Describing the abuse he suffered, he told the court: “Severe beating all over my body, and particularly on my right leg, which already had metal implants from a previous operation… Kicking my face and entire body, including my genitals by four to six soldiers following the orders of the investigator, who urged them to intensify the beating and torture… Electrocuting my entire body, and particularly my genitals in a dark room.” He added that the torture led to several health problems, for which he has been denied medical treatment.

The SCC convicted him on a wide range of charges, including chanting slogans that insulted state leaders while attending funerals of those killed by security forces, joining an “armed rebellion against the ruling system” that allegedly kidnapped and murdered a judge, and shooting at and throwing Molotov cocktails at security officials.

In August 2022, the SCC court of appeal upheld the death sentence of Abdullah al-Darazi, who was arrested at the age of 16. During his trial proceedings, Abdullah al-Darazi requested an independent medical evaluation of health conditions that he developed as a result of torture. The court failed to do so.

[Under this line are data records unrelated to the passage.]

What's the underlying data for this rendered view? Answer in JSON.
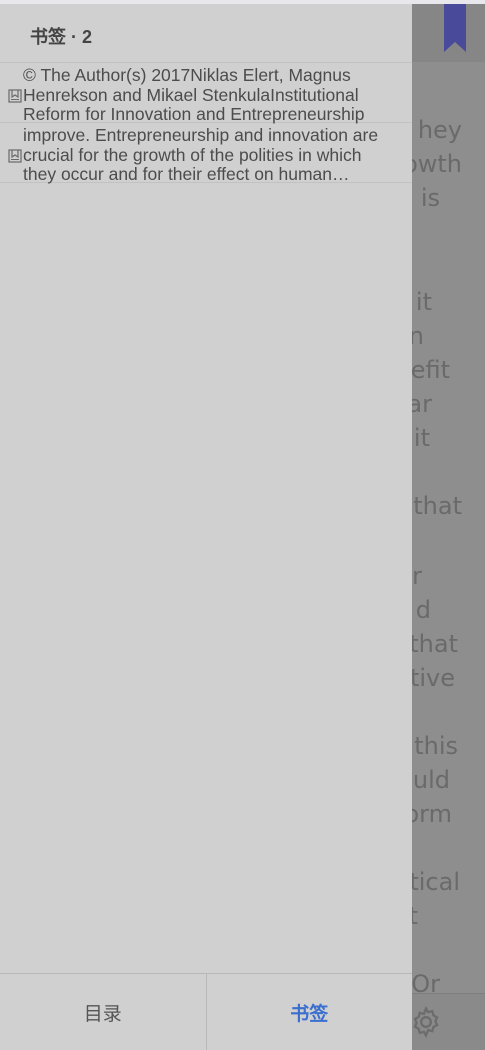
{
  "drawer": {
    "title": "书签 · 2",
    "bookmarks": [
      {
        "text": "© The Author(s) 2017Niklas Elert, Magnus Henrekson and Mikael StenkulaInstitutional Reform for Innovation and Entrepreneurship"
      },
      {
        "text": "improve. Entrepreneurship and innovation are crucial for the growth of the polities in which they occur and for their effect on human welfare"
      }
    ],
    "tabs": [
      {
        "label": "目录",
        "active": false
      },
      {
        "label": "书签",
        "active": true
      }
    ]
  },
  "reader": {
    "line_fragments": [
      "hey",
      "owth",
      "is",
      "it",
      "n",
      "efit",
      "ar",
      "it",
      "that",
      "r",
      "d",
      "that",
      "tive",
      "this",
      "uld",
      "orm",
      "tical",
      "t",
      "Or"
    ]
  },
  "colors": {
    "accent": "#3a6fd0",
    "ribbon": "#4a4a9a",
    "drawer_bg": "#d0d0d0"
  },
  "icons": {
    "bookmark": "bookmark-small-icon",
    "ribbon": "bookmark-ribbon-icon",
    "settings": "gear-icon"
  }
}
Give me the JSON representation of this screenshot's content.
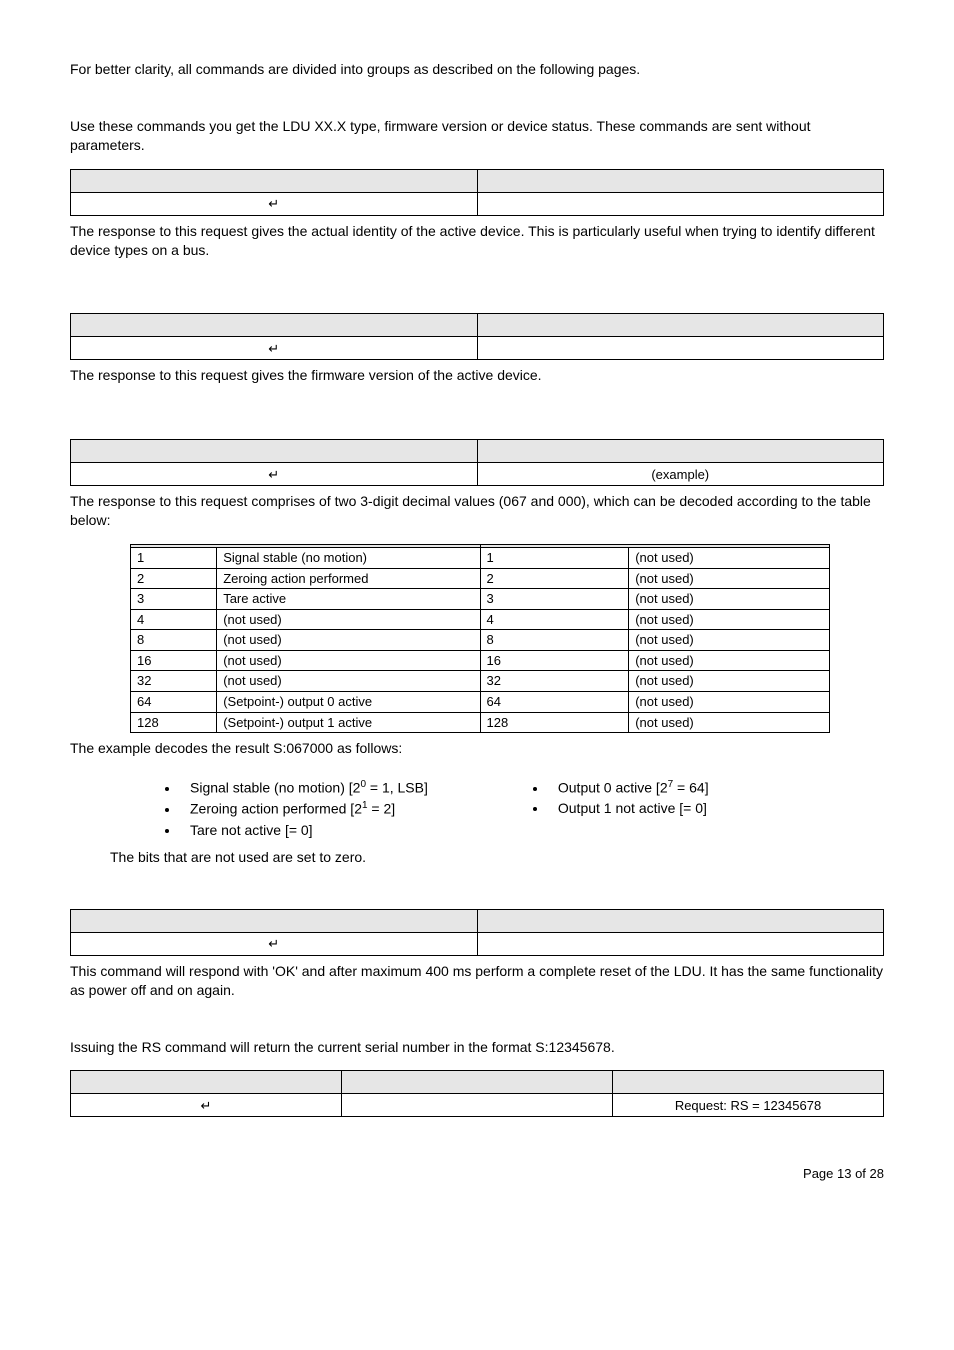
{
  "intro1": "For better clarity, all commands are divided into groups as described on the following pages.",
  "intro2": "Use these commands you get the LDU XX.X type, firmware version or device status. These commands are sent without parameters.",
  "arrow": "↵",
  "resp_identity": "The response to this request gives the actual identity of the active device. This is particularly useful when trying to identify different device types on a bus.",
  "resp_firmware": "The response to this request gives the firmware version of the active device.",
  "example_label": "(example)",
  "resp_status": "The response to this request comprises of two 3-digit decimal values (067 and 000), which can be decoded according to the table below:",
  "status_rows": [
    {
      "l_n": "1",
      "l_t": "Signal stable (no motion)",
      "r_n": "1",
      "r_t": "(not used)"
    },
    {
      "l_n": "2",
      "l_t": "Zeroing action performed",
      "r_n": "2",
      "r_t": "(not used)"
    },
    {
      "l_n": "3",
      "l_t": "Tare active",
      "r_n": "3",
      "r_t": "(not used)"
    },
    {
      "l_n": "4",
      "l_t": "(not used)",
      "r_n": "4",
      "r_t": "(not used)"
    },
    {
      "l_n": "8",
      "l_t": "(not used)",
      "r_n": "8",
      "r_t": "(not used)"
    },
    {
      "l_n": "16",
      "l_t": "(not used)",
      "r_n": "16",
      "r_t": "(not used)"
    },
    {
      "l_n": "32",
      "l_t": "(not used)",
      "r_n": "32",
      "r_t": "(not used)"
    },
    {
      "l_n": "64",
      "l_t": "(Setpoint-) output 0 active",
      "r_n": "64",
      "r_t": "(not used)"
    },
    {
      "l_n": "128",
      "l_t": "(Setpoint-) output 1 active",
      "r_n": "128",
      "r_t": "(not used)"
    }
  ],
  "decode_intro": "The example decodes the result S:067000 as follows:",
  "left_bullets": [
    "Signal stable (no motion) [2",
    "Zeroing action performed [2",
    "Tare not active [= 0]"
  ],
  "left_bullet_sup": [
    "0",
    " = 1, LSB]",
    "1",
    " = 2]"
  ],
  "right_bullets_prefix": [
    "Output 0 active [2",
    "Output 1 not active  [= 0]"
  ],
  "right_bullet_sup": [
    "7",
    " = 64]"
  ],
  "bits_note": "The bits that are not used are set to zero.",
  "reset_desc": "This command will respond with 'OK' and after maximum 400 ms perform a complete reset of the LDU.  It has the same functionality as power off and on again.",
  "rs_desc": "Issuing the RS command will return the current serial number in the format S:12345678.",
  "rs_example": "Request: RS = 12345678",
  "footer": "Page 13 of 28"
}
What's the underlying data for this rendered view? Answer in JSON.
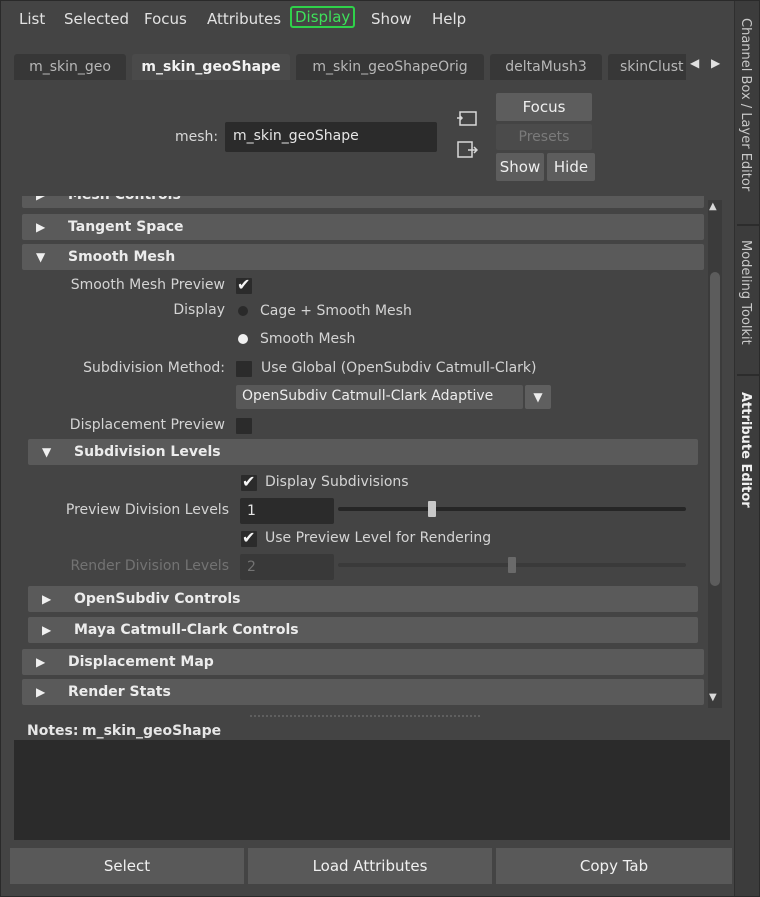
{
  "menu": {
    "items": [
      "List",
      "Selected",
      "Focus",
      "Attributes",
      "Display",
      "Show",
      "Help"
    ]
  },
  "side_panel": {
    "tabs": [
      "Channel Box / Layer Editor",
      "Modeling Toolkit",
      "Attribute Editor"
    ],
    "active": "Attribute Editor"
  },
  "tabs": {
    "items": [
      "m_skin_geo",
      "m_skin_geoShape",
      "m_skin_geoShapeOrig",
      "deltaMush3",
      "skinClust"
    ],
    "active": "m_skin_geoShape"
  },
  "header": {
    "mesh_label": "mesh:",
    "mesh_value": "m_skin_geoShape",
    "focus_label": "Focus",
    "presets_label": "Presets",
    "show_label": "Show",
    "hide_label": "Hide"
  },
  "sections": {
    "mesh_controls": "Mesh Controls",
    "tangent_space": "Tangent Space",
    "smooth_mesh": "Smooth Mesh",
    "subdivision_levels": "Subdivision Levels",
    "opensubdiv_controls": "OpenSubdiv Controls",
    "maya_catmull_clark": "Maya Catmull-Clark Controls",
    "displacement_map": "Displacement Map",
    "render_stats": "Render Stats"
  },
  "smooth_mesh": {
    "preview_label": "Smooth Mesh Preview",
    "preview_checked": true,
    "display_label": "Display",
    "display_options": [
      "Cage + Smooth Mesh",
      "Smooth Mesh"
    ],
    "display_selected": "Smooth Mesh",
    "subdiv_method_label": "Subdivision Method:",
    "use_global_label": "Use Global (OpenSubdiv Catmull-Clark)",
    "use_global_checked": false,
    "method_value": "OpenSubdiv Catmull-Clark Adaptive",
    "displacement_preview_label": "Displacement Preview",
    "displacement_preview_checked": false
  },
  "subdivision_levels": {
    "display_subdivisions_label": "Display Subdivisions",
    "display_subdivisions_checked": true,
    "preview_levels_label": "Preview Division Levels",
    "preview_levels_value": "1",
    "preview_slider_fraction": 0.27,
    "use_preview_label": "Use Preview Level for Rendering",
    "use_preview_checked": true,
    "render_levels_label": "Render Division Levels",
    "render_levels_value": "2",
    "render_slider_fraction": 0.5
  },
  "notes": {
    "label": "Notes:",
    "target": "m_skin_geoShape"
  },
  "bottom_buttons": {
    "select": "Select",
    "load_attributes": "Load Attributes",
    "copy_tab": "Copy Tab"
  }
}
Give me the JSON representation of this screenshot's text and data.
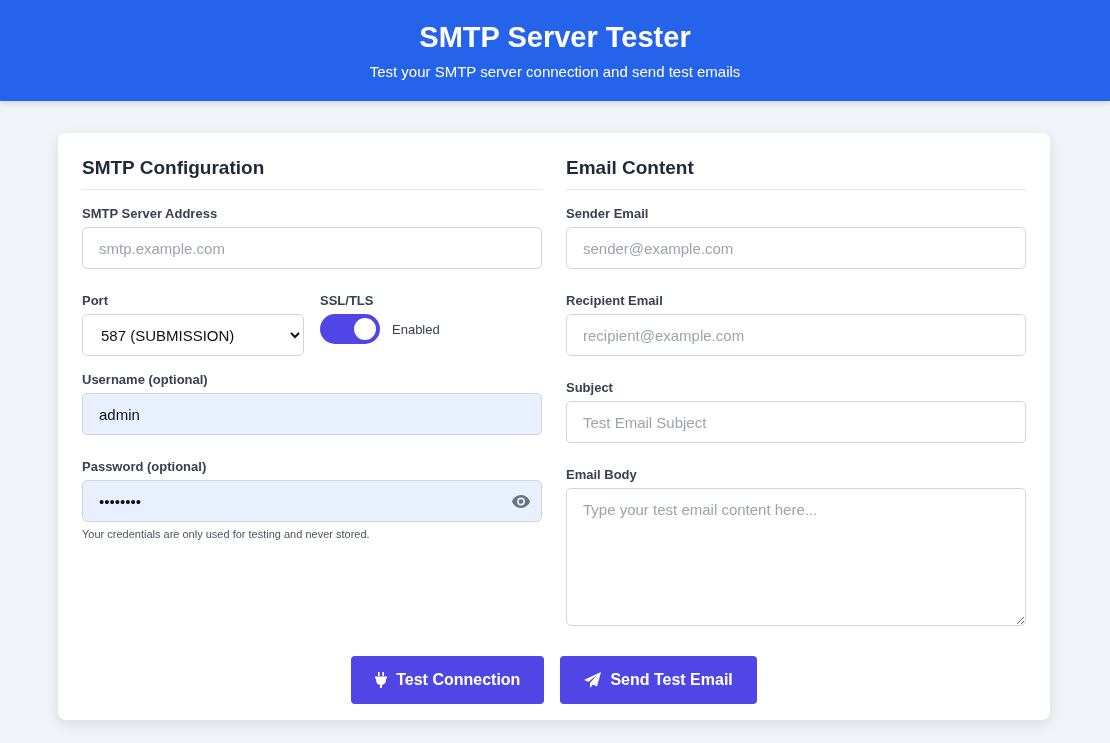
{
  "header": {
    "title": "SMTP Server Tester",
    "subtitle": "Test your SMTP server connection and send test emails"
  },
  "smtp": {
    "heading": "SMTP Configuration",
    "server": {
      "label": "SMTP Server Address",
      "placeholder": "smtp.example.com"
    },
    "port": {
      "label": "Port",
      "value": "587 (SUBMISSION)"
    },
    "ssl": {
      "label": "SSL/TLS",
      "on": true,
      "state_label": "Enabled"
    },
    "username": {
      "label": "Username (optional)",
      "value": "admin"
    },
    "password": {
      "label": "Password (optional)",
      "value": "••••••••"
    },
    "note": "Your credentials are only used for testing and never stored."
  },
  "email": {
    "heading": "Email Content",
    "fields": [
      {
        "label": "Sender Email",
        "placeholder": "sender@example.com"
      },
      {
        "label": "Recipient Email",
        "placeholder": "recipient@example.com"
      },
      {
        "label": "Subject",
        "placeholder": "Test Email Subject"
      }
    ],
    "body": {
      "label": "Email Body",
      "placeholder": "Type your test email content here..."
    }
  },
  "buttons": [
    {
      "kind": "test",
      "label": "Test Connection"
    },
    {
      "kind": "send",
      "label": "Send Test Email"
    }
  ]
}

Abdullah al-Huwaiti, who was arrested in May 2017 at the age of 14 on charges of armed robbery and murdering a security officer, is one of those at imminent risk of execution. Following a re-trial ordered by the Supreme Court in 2021, he was re-sentenced to death by a Criminal Court in Tabuk on 2 March 2022. He refused to sign his testimony, telling the court: “Everything in the ‘confession’ is not true, and I was forced to confess as I was beaten and threatened… I was also told to change my testimony to match that of other defendants.”

Background

On 15 March 2022, Amnesty International documented the execution of 81 men, including Saudi and non-Saudi citizens. Of those executed, 41 were from the Shi’a minority. Since then, the authorities have continued to mete out death sentences to Shi’a men, including those who were under the age of 18 at the time of the alleged crimes.

Amnesty has documented grossly unfair trials before the SCC, which was set up in 2008 to try individuals accused of terror-related crimes, with defendants convicted on vague, “catch-all” charges that criminalize peaceful opposition as “terrorism” and in dozens of cases, sentenced to death on the basis of torture-tainted “confessions”.